Posted: 3/27/2026
Restoring Nebraska’s Ponds: New Extension Guide Offers Practical Solutions
Restoring Nebraska’s Ponds: New Extension Guide Offers Practical Solutions
Ponds are a familiar and valued part of Nebraska’s landscapes—providing wildlife habitat, recreation, and aesthetic value across rural and urban communities. But many of these waters are increasingly affected by nutrient pollution, leading to excessive algae, weed growth, and declining water quality. A new Extension circular from the University of Nebraska–Lincoln, led by School of Natural Resources faculty member Steve Comfort and collaborators, offers a clear and practical roadmap for addressing this challenge.
The publication, Restoring Water Quality in Eutrophic Ponds, explains how nutrients like nitrogen and phosphorus accumulate in ponds through runoff and internal cycling, often creating persistent water quality problems. Even when external inputs are reduced, nutrients stored in pond sediments can continue fueling algae blooms year after year. The guide emphasizes that effective solutions require both prevention—reducing nutrient runoff from surrounding landscapes—and treatment approaches that actively remove or limit nutrients already in the system.
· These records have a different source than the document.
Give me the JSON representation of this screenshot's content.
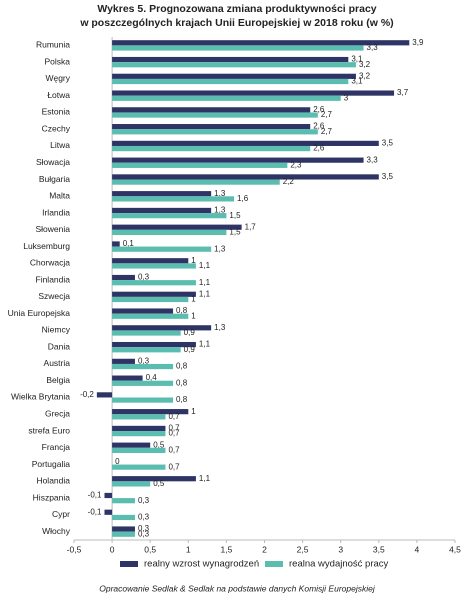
{
  "chart_data": {
    "type": "bar",
    "horizontal": true,
    "title": [
      "Wykres 5. Prognozowana zmiana produktywności pracy",
      "w poszczególnych krajach Unii Europejskiej w 2018 roku (w %)"
    ],
    "source": "Opracowanie Sedlak & Sedlak na podstawie danych Komisji Europejskiej",
    "categories": [
      "Rumunia",
      "Polska",
      "Węgry",
      "Łotwa",
      "Estonia",
      "Czechy",
      "Litwa",
      "Słowacja",
      "Bułgaria",
      "Malta",
      "Irlandia",
      "Słowenia",
      "Luksemburg",
      "Chorwacja",
      "Finlandia",
      "Szwecja",
      "Unia Europejska",
      "Niemcy",
      "Dania",
      "Austria",
      "Belgia",
      "Wielka Brytania",
      "Grecja",
      "strefa Euro",
      "Francja",
      "Portugalia",
      "Holandia",
      "Hiszpania",
      "Cypr",
      "Włochy"
    ],
    "series": [
      {
        "name": "realny wzrost wynagrodzeń",
        "color": "#2e3566",
        "values": [
          3.9,
          3.1,
          3.2,
          3.7,
          2.6,
          2.6,
          3.5,
          3.3,
          3.5,
          1.3,
          1.3,
          1.7,
          0.1,
          1,
          0.3,
          1.1,
          0.8,
          1.3,
          1.1,
          0.3,
          0.4,
          -0.2,
          1,
          0.7,
          0.5,
          0,
          1.1,
          -0.1,
          -0.1,
          0.3
        ],
        "value_labels": [
          "3,9",
          "3,1",
          "3,2",
          "3,7",
          "2,6",
          "2,6",
          "3,5",
          "3,3",
          "3,5",
          "1,3",
          "1,3",
          "1,7",
          "0,1",
          "1",
          "0,3",
          "1,1",
          "0,8",
          "1,3",
          "1,1",
          "0,3",
          "0,4",
          "-0,2",
          "1",
          "0,7",
          "0,5",
          "0",
          "1,1",
          "-0,1",
          "-0,1",
          "0,3"
        ]
      },
      {
        "name": "realna wydajność pracy",
        "color": "#5bbdb0",
        "values": [
          3.3,
          3.2,
          3.1,
          3,
          2.7,
          2.7,
          2.6,
          2.3,
          2.2,
          1.6,
          1.5,
          1.5,
          1.3,
          1.1,
          1.1,
          1,
          1,
          0.9,
          0.9,
          0.8,
          0.8,
          0.8,
          0.7,
          0.7,
          0.7,
          0.7,
          0.5,
          0.3,
          0.3,
          0.3
        ],
        "value_labels": [
          "3,3",
          "3,2",
          "3,1",
          "3",
          "2,7",
          "2,7",
          "2,6",
          "2,3",
          "2,2",
          "1,6",
          "1,5",
          "1,5",
          "1,3",
          "1,1",
          "1,1",
          "1",
          "1",
          "0,9",
          "0,9",
          "0,8",
          "0,8",
          "0,8",
          "0,7",
          "0,7",
          "0,7",
          "0,7",
          "0,5",
          "0,3",
          "0,3",
          "0,3"
        ]
      }
    ],
    "xlim": [
      -0.5,
      4.5
    ],
    "xticks": [
      {
        "value": -0.5,
        "label": "-0,5"
      },
      0,
      {
        "value": 0.5,
        "label": "0,5"
      },
      1,
      {
        "value": 1.5,
        "label": "1,5"
      },
      2,
      {
        "value": 2.5,
        "label": "2,5"
      },
      3,
      {
        "value": 3.5,
        "label": "3,5"
      },
      4,
      {
        "value": 4.5,
        "label": "4,5"
      }
    ],
    "legend": "bottom"
  }
}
“I think our extension circular is unique because it provides ideas and steps pond owners can take to restore water quality in their ponds – it covers both prevention and treatment,” said Steve Comfort, SNR faculty member and co-author. His team’s work reflects years of research in Nebraska ponds, including approaches that combine biological and chemical strategies to address nutrient-driven water quality issues.
Those strategies include floating treatment wetlands that remove nitrogen through plant uptake and microbial processes, along with methods to bind phosphorus and make it unavailable for algae growth. Together, these approaches move beyond short-term fixes and toward long-term restoration. “We hope this work will help individuals or communities across Nebraska address the visible symptoms of ponds with high nutrient concentrations at their source by providing data-driven, environmentally-friendly, cost-effective treatment methods,” said Anni Poetzl, SNR Extension Educator and co-author.